NousResearch/Nous-Hermes-2-Vision-Alpha · Model somehow has bad performance and is not working as shown?

IUYG

Dec 3, 2023

Thanks for the work. Is there an example script provided to reproduce the samples you added in HF? I tested the burger example using your script from https://github.com/qnguyen3/hermes-llava/blob/main/llava/eval/run_llava.py and the output I received was mostly wrong and hallucinating.

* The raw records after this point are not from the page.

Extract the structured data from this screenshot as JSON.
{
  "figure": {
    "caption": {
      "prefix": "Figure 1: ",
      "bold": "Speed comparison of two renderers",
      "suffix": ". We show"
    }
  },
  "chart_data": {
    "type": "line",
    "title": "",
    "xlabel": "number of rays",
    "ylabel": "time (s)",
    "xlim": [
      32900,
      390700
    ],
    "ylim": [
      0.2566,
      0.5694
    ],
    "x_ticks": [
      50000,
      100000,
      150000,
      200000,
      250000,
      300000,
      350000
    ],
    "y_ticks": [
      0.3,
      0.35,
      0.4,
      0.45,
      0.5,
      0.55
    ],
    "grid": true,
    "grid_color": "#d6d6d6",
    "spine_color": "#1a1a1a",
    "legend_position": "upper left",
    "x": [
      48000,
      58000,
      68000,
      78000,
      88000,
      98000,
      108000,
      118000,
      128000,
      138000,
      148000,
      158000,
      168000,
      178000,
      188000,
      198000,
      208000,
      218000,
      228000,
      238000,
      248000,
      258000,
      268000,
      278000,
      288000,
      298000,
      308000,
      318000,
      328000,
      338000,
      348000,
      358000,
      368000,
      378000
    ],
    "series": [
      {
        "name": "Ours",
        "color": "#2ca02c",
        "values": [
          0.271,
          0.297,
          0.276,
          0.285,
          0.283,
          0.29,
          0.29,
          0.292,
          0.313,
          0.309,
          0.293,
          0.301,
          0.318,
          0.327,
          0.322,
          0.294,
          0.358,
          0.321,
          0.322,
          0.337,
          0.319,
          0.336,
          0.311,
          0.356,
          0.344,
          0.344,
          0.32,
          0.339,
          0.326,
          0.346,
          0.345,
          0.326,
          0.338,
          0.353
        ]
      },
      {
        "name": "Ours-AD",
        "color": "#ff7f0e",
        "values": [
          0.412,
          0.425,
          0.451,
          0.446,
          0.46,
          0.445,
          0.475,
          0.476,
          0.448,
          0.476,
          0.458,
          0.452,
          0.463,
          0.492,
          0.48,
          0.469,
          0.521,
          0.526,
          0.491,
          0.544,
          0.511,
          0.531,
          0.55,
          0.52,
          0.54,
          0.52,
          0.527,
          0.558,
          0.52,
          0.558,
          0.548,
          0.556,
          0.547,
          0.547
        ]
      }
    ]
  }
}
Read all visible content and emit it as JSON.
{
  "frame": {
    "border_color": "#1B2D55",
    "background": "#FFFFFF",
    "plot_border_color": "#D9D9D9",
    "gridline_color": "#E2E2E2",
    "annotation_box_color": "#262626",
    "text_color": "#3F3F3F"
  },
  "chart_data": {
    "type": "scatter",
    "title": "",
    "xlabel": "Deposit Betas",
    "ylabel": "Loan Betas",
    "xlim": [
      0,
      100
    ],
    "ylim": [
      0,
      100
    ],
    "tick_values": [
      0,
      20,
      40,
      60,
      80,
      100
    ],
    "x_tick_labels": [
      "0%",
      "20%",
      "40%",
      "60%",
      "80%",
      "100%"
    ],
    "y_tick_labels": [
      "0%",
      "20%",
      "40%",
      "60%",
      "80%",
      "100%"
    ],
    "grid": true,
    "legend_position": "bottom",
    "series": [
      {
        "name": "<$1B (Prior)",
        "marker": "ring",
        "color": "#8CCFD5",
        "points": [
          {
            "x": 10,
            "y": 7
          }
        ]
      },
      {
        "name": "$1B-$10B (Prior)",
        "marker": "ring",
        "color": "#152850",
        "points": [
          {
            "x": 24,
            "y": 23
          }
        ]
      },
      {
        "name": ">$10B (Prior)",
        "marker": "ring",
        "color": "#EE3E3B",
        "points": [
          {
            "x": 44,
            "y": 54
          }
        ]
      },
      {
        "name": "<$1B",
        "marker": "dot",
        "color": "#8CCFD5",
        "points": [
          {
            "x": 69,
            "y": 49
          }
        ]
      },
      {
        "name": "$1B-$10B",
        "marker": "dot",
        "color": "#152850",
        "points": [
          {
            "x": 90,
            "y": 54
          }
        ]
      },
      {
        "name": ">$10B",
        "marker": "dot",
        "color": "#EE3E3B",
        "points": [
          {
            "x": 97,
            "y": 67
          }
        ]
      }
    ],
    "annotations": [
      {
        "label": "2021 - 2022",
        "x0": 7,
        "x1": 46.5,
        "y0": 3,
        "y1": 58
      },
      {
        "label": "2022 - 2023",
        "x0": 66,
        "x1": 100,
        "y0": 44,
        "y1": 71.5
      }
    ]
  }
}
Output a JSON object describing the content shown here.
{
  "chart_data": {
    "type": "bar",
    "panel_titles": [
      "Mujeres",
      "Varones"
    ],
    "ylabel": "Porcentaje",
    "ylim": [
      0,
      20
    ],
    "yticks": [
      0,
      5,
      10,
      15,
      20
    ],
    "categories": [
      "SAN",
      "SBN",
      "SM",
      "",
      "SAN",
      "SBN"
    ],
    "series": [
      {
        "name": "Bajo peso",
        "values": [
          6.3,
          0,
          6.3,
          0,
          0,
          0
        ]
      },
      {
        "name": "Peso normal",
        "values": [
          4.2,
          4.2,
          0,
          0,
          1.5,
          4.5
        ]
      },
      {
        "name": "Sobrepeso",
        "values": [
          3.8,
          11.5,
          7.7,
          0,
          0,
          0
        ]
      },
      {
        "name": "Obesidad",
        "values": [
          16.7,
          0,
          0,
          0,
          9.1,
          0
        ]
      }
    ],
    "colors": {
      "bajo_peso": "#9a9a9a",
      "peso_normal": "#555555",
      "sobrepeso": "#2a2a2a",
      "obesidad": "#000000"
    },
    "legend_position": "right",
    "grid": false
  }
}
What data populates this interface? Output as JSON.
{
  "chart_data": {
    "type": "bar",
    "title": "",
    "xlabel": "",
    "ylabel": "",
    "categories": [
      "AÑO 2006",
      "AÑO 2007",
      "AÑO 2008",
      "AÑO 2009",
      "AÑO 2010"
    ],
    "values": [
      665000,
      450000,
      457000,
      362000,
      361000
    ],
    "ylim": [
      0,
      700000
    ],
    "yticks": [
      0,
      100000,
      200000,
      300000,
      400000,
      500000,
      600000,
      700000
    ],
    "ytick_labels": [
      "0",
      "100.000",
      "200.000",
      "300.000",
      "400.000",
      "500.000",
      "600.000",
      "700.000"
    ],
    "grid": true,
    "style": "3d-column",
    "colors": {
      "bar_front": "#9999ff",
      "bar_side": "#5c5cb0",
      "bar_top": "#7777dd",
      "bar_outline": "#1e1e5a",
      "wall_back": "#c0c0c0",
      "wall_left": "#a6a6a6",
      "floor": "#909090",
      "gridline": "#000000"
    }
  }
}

The output is

{
  "food_list": [
    "Double Decker Burger",
    "Cheeseburger",
    "Chicken Burger",
    "French Fries",
    "Shrimp Fries",
    "French Fries",
    "Shrimp Fries",
    "Cheeseburger Fries",
    "Chicken Fries",
    "French Fries",
    "Shrimp Fries",
    "Cheeseburger Fries",
    "Chicken Fries",
    "French Fries",
    "Shrimp Fries",

It seems that the model is hallucinating and the output is not JSON formatted correctly. I might be using the prompt wrongly as I copied that prompt in HF and added it to run_llava.py. Is this the correct way to run it? and do you have any scores compared to Llava 1.5?

Excited about the work and hoping to test this again!

euclaise

NousResearch org Dec 3, 2023

https://twitter.com/Teknium1/status/1731409499595194679

teknium changed discussion status to closed Dec 4, 2023